As to the leasing unit, AIG agreed in December to sell up to 90 percent of its leasing business, International Leasing Finance Corp., to a Chinese consortium for up to $4.8 billion.

AIG announced this morning it has not received the 10 percent of purchase price, about $420 million, due to be escrowed by the buyer of ILFC as of the due date May 30th.

“AIG did not indicate whether this alone has yet put the deal in jeopardy of being terminated, though we note AIG does retain the right, based on the purchase agreement, to terminate the deal as a result of the escrow not being received timely,” Nadel said.

The sale was for a far cheaper price than AIG sought and will lead to a substantial loss. But AIG wanted to sell the unit to simplify the company and because of the great amounts of borrowing needed to finance the leasing unit, analysts said.

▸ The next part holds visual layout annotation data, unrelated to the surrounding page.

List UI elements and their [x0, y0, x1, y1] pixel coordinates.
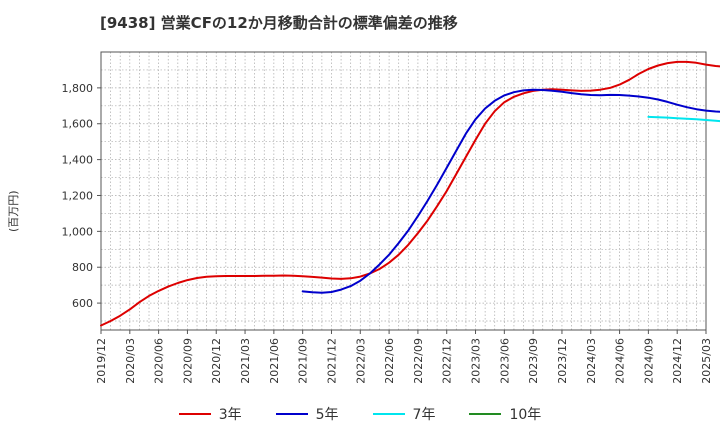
x-tick-label: 2023/09: [527, 338, 540, 384]
x-tick-label: 2024/09: [642, 338, 655, 384]
x-tick-label: 2019/12: [95, 338, 108, 384]
y-tick-label: 800: [72, 261, 93, 274]
y-tick-label: 1,000: [62, 225, 94, 238]
x-tick-label: 2022/12: [441, 338, 454, 384]
x-tick-label: 2021/06: [268, 338, 281, 384]
x-tick-label: 2023/06: [498, 338, 511, 384]
y-tick-label: 1,200: [62, 189, 94, 202]
x-tick-label: 2020/09: [181, 338, 194, 384]
legend-swatch: [469, 413, 502, 415]
x-tick-label: 2022/09: [412, 338, 425, 384]
legend-label: 7年: [412, 407, 436, 423]
y-tick-label: 1,400: [62, 154, 94, 167]
x-tick-label: 2020/06: [153, 338, 166, 384]
x-tick-label: 2020/03: [124, 338, 137, 384]
legend-item-3: 7年: [372, 404, 436, 424]
x-tick-label: 2023/12: [556, 338, 569, 384]
x-tick-label: 2021/03: [239, 338, 252, 384]
series-line-2: [301, 88, 720, 294]
x-tick-label: 2023/03: [470, 338, 483, 384]
series-line-1: [100, 60, 720, 327]
legend-label: 3年: [218, 407, 242, 423]
legend-swatch: [178, 413, 211, 415]
legend-item-4: 10年: [469, 404, 541, 424]
legend-label: 5年: [315, 407, 339, 423]
legend-item-2: 5年: [275, 404, 339, 424]
legend-item-1: 3年: [178, 404, 242, 424]
y-tick-label: 1,600: [62, 118, 94, 131]
x-tick-label: 2024/03: [585, 338, 598, 384]
x-tick-label: 2024/12: [671, 338, 684, 384]
x-tick-label: 2021/12: [325, 338, 338, 384]
x-tick-label: 2020/12: [210, 338, 223, 384]
series-line-3: [647, 115, 720, 123]
y-tick-label: 1,800: [62, 82, 94, 95]
plot-background: [101, 52, 706, 330]
x-tick-label: 2022/03: [354, 338, 367, 384]
x-tick-label: 2025/03: [700, 338, 713, 384]
legend-swatch: [275, 413, 308, 415]
x-tick-label: 2022/06: [383, 338, 396, 384]
chart-title: [9438] 営業CFの12か月移動合計の標準偏差の推移: [100, 14, 458, 32]
chart-area: 600 800 1,000 1,200 1,400 1,600 1,800 2019/12 20…: [62, 51, 720, 384]
x-tick-label: 2024/06: [614, 338, 627, 384]
x-tick-label: 2021/09: [297, 338, 310, 384]
legend-swatch: [372, 413, 405, 415]
legend-label: 10年: [509, 407, 542, 423]
y-tick-label: 600: [72, 297, 93, 310]
legend: 3年 5年 7年 10年: [0, 402, 720, 426]
plot-frame: [100, 51, 707, 331]
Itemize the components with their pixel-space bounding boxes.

Another reason, according to a July 2012 filing, is that ILFC is having difficulty placing aircraft it owned and leased to airlines that have since gone bankrupt. Furthermore, the number of carriers in arrears on rental payments has doubled over the past year.

In its filing, ILFC cited such recent challenges in the global economy as the European sovereign debt crisis, political uncertainty in the Middle East, and sustained higher fuel prices. This has increased the “probability that some airlines, including our customers, will cease operations or file for bankruptcy.”